Lexi Thompson just made the upcoming 2012 LPGA Tour season that much more tantalizing. With her four-shot win over Lee-Ann Pace at the Dubai Ladies Masters on Saturday, the 16-year-old became the second-youngest winner on the Ladies European Tour and the youngest professional ever to hoist an LET trophy.
More to the point for the struggling U.S. tour, Thompson’s second professional victory has golf fans eagerly awaiting the tour rookie’s jousts with the world’s hottest golfer, Yani Tseng.
Thompson, who seems to make history each time she steps on a golf course, came back from a bogey on the 17th hole to finish her triumph at Emirates Golf Club with a birdie on the 515-yard, par-5 18th — a hole she owned each day of the four-day contest. Indeed, the only other lapse during a seven-birdie final round was a bogey on the par-3 seventh.
After chipping in for birdie on the par-4 ninth, Thompson clubbed four more on the back nine. She closed out her week’s work with a 5-under 67 and a 15-under (273) scorecard for the week.
“It feels amazing,” Thompson told CBSSports.com later. “I’m just honored they invited me back and I’m just grateful to be here. I’ve been working on my game really hard and it has paid off. I’m just going to continue working hard and just try to improve every tournament.”
With Tseng, who captured almost every honor a golfer can earn during her spectacular 2011 season, promising to raise her game to another level, the two golfers could put on quite the show next year.
“I wish I could win more than this year,” Tseng told reporters during the LPGA’s season-ending CME Titleholders event. “[I will set] that goal and try to play my best and try to win as more tournaments as I can.”
Tseng’s opponents must have flinched when the 2011 money winner and repeat Player of the Year said she still had a lot to learn. “I have so many things I can work on in the off-season to…try to win tournaments,” Tseng said. “I just feel like really improve a lot.”
Tseng’s intimidation factor may not have reached the level of Tiger Woods’ in his heyday, but playing partners fell by the wayside 12 times this year to make way for the world’s hottest golfer. It should be interesting to see how the big-hitting teen fares in head-to-head matches with the tour’s longest driver.

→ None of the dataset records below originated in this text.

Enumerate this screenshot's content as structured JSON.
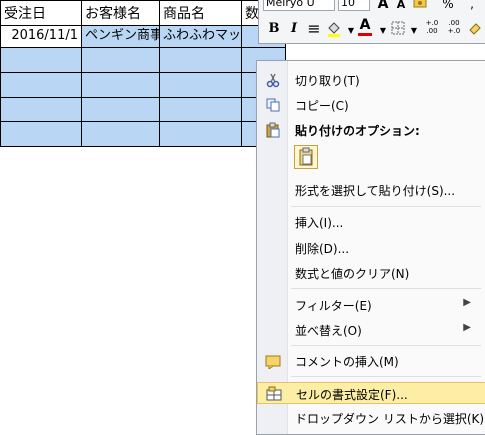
{
  "sheet": {
    "headers": [
      "受注日",
      "お客様名",
      "商品名",
      "数"
    ],
    "rows": [
      [
        "2016/11/1",
        "ペンギン商事",
        "ふわふわマット",
        ""
      ],
      [
        "",
        "",
        "",
        ""
      ],
      [
        "",
        "",
        "",
        ""
      ],
      [
        "",
        "",
        "",
        ""
      ],
      [
        "",
        "",
        "",
        ""
      ]
    ]
  },
  "minibar": {
    "font": "Meiryo U",
    "size": "10",
    "bold": "B",
    "italic": "I",
    "align": "≡",
    "font_color": "A",
    "percent": "%",
    "decimal_inc": "+.0\n.00",
    "decimal_dec": ".00\n+.0"
  },
  "menu": {
    "items": [
      {
        "label": "切り取り(T)",
        "icon": "scissors-icon"
      },
      {
        "label": "コピー(C)",
        "icon": "copy-icon"
      },
      {
        "label": "貼り付けのオプション:",
        "icon": "paste-icon"
      },
      {
        "label": "形式を選択して貼り付け(S)...",
        "icon": ""
      },
      {
        "label": "挿入(I)...",
        "icon": ""
      },
      {
        "label": "削除(D)...",
        "icon": ""
      },
      {
        "label": "数式と値のクリア(N)",
        "icon": ""
      },
      {
        "label": "フィルター(E)",
        "icon": ""
      },
      {
        "label": "並べ替え(O)",
        "icon": ""
      },
      {
        "label": "コメントの挿入(M)",
        "icon": "comment-icon"
      },
      {
        "label": "セルの書式設定(F)...",
        "icon": "format-cells-icon"
      },
      {
        "label": "ドロップダウン リストから選択(K)...",
        "icon": ""
      }
    ]
  },
  "colors": {
    "selection": "#b9d7f5",
    "highlight": "#fdeea6",
    "highlight_border": "#e5c365"
  }
}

Thompson, for her part, became the youngest golfer ever to win an LPGA Tour event in September and then rewrote the LET history books as well. While Amy Yang, at 16 years 192 days in 2006, was the the youngest golfer ever to win an LET event, the South Korean was an amateur.
Thompson outpaced South African Ashleigh Simon for youngest pro to win on the Euro Tour. Simon was 18 years and 37 days when she won the 2007 Catalonia Ladies Masters, according to CBSSports.com.

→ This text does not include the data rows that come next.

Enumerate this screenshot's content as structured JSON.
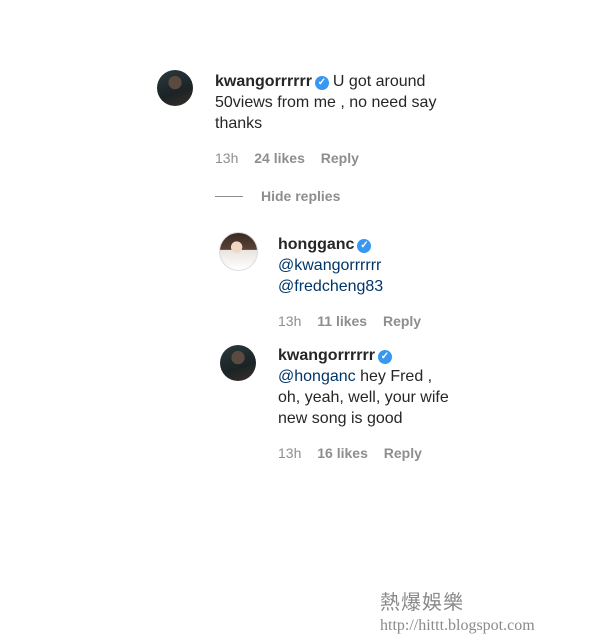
{
  "comments": [
    {
      "username": "kwangorrrrrr",
      "text_lines": [
        "U got around",
        "50views from me , no need say",
        "thanks"
      ],
      "time": "13h",
      "likes": "24 likes",
      "reply": "Reply"
    }
  ],
  "hide_replies": "Hide replies",
  "replies": [
    {
      "username": "hongganc",
      "mention1": "@kwangorrrrrr",
      "mention2": "@fredcheng83",
      "time": "13h",
      "likes": "11 likes",
      "reply": "Reply"
    },
    {
      "username": "kwangorrrrrr",
      "mention": "@honganc",
      "text_line1": " hey Fred ,",
      "text_line2": "oh, yeah, well, your wife",
      "text_line3": "new song is good",
      "time": "13h",
      "likes": "16 likes",
      "reply": "Reply"
    }
  ],
  "watermark": {
    "chinese": "熱爆娛樂",
    "url": "http://hittt.blogspot.com"
  },
  "colors": {
    "verified": "#3897f0",
    "mention": "#003569",
    "meta": "#8e8e8e"
  }
}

“This is really exciting and I am very happy,” Thompson told AFP. “I was hoping to get to 15-under par for the tournament by the end of the day, and I managed to do exactly that.”
Thompson brushed off the run that Pace made. While Thompson birdied the second and third, Pace posted a birdie and an eagle on the same holes and evened the score with another birdie on No. 6. Thompson, however, pulled away with her chip-in on the ninth.
“Even when Lee-Anne made those birdies and eagle, I was not too bothered because I was playing well myself. I knew I could make birdies coming in and stay in contention,” said Thompson, who will make her debut as an LPGA member early next year. “But I never thought it was over ‘til I had the five-shot lead with four holes to play.”
Meanwhile, Tseng is on a break after a dominating season in which she captured two major championships, and became the youngest golfer — woman or man — to win five majors. If you’re a golf fan, the anticipated match-ups between the world’s No. 1 and the Florida wunderkind can’t come soon enough.
The established and emerging stars will likely meet for the first time as tour peers in the Women’s Australian Open in February. Get your popcorn ready.